Sunday, December 14, 2008

Live Show -- DAM at Scoot Inn

Thirty years after hip-hop began in the streets of New York, it has become the soundtrack for youthful discontent worldwide. As one of the members of DAM, a rap group from the Palestinian city of Lod, declared: “We wrote these songs for the ghettos all over the world: the ghettos in Asia, in Europe, in Palestine and the U.S.”

DAM, one of the biggest names in Arabic rap, made their first appearance in Texas at Scoot Inn on Thursday. Fresh off an intercontinental flight, they gave a brief but energetic performance to an enthusiastic crowd of around 100.

DAM is made up of three Palestinian rappers — Tamer Nafer, his younger brother Suhell and their childhood friend Mahmoud Jreri.
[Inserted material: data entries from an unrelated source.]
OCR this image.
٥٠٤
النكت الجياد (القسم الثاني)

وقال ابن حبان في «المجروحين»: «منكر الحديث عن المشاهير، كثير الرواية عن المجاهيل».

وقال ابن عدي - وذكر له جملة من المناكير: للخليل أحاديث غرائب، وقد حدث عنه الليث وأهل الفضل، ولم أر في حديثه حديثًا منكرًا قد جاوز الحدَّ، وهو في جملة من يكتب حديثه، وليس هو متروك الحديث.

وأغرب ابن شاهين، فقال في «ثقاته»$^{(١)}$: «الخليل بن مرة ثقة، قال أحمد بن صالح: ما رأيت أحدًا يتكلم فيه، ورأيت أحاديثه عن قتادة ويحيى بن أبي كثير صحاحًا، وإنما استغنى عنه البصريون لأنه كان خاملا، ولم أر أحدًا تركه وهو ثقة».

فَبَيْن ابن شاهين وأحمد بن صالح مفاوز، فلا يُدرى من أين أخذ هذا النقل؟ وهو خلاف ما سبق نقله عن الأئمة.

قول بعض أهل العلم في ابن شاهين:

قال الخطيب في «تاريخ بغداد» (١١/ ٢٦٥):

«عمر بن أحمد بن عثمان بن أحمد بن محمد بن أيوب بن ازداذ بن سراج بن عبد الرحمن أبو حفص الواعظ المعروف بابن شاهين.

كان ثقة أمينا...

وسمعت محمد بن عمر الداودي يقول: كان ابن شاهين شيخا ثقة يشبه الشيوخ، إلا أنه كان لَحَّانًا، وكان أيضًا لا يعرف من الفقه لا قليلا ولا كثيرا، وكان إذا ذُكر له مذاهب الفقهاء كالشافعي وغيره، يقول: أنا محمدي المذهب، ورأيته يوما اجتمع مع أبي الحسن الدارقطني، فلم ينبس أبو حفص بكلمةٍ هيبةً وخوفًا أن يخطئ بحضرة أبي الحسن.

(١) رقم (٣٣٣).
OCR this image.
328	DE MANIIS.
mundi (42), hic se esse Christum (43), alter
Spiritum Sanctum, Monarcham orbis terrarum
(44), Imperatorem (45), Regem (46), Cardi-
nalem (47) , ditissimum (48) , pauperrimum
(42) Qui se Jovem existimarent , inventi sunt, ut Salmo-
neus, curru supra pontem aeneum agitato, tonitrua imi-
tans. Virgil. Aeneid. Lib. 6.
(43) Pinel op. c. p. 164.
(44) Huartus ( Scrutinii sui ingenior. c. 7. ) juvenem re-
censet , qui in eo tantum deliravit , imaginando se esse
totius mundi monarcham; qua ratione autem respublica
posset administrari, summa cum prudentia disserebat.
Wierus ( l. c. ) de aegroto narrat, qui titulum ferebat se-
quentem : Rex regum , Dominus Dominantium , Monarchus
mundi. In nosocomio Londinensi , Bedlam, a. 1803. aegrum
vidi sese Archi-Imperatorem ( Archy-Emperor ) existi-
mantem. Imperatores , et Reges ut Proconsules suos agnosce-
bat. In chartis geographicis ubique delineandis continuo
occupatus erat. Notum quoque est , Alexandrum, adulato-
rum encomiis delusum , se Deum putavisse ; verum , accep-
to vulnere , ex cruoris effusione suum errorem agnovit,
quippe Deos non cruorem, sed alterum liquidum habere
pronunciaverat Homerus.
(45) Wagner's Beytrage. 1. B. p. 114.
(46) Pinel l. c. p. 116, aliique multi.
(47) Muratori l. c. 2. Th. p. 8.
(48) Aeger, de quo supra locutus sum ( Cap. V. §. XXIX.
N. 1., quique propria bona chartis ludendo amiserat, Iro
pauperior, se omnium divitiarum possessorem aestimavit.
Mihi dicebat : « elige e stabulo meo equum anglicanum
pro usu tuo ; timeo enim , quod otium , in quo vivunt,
Their music is a multicultural mix — Arabic lyrics with rapid-fire American-inspired flows over sample-heavy Middle-Eastern sounding beats. Think Jay-Z’s “Big Pimpin” in Arabic. Since being founded in 1999, they’ve been on the forefront of a growing Palestinian rap scene.

The crowd was a mix of Arabic speakers familiar with the group and merely curious non-Arabic speakers. And despite rapping in Arabic, DAM did a good job of involving the English-speaking section. Tamer talked to the audience in English between songs as well as free-styling over more familiar beats like Busta Rhymes “Touch It.” Hip-hop became a bridge between different cultures, and by the end of the show, the whole crowd was chanting for them to do an encore.

They saved their biggest and most controversial song for the finale: “Min Irhabi” (Who’s The Terrorist). It’s music with a message - DAM’s hope is that sympathy for the Palestinian cause will follow appreciation for their music. Social criticism has always inspired great music, and when DAM talked about the Israeli/Palestinian conflict, the anger was palpable.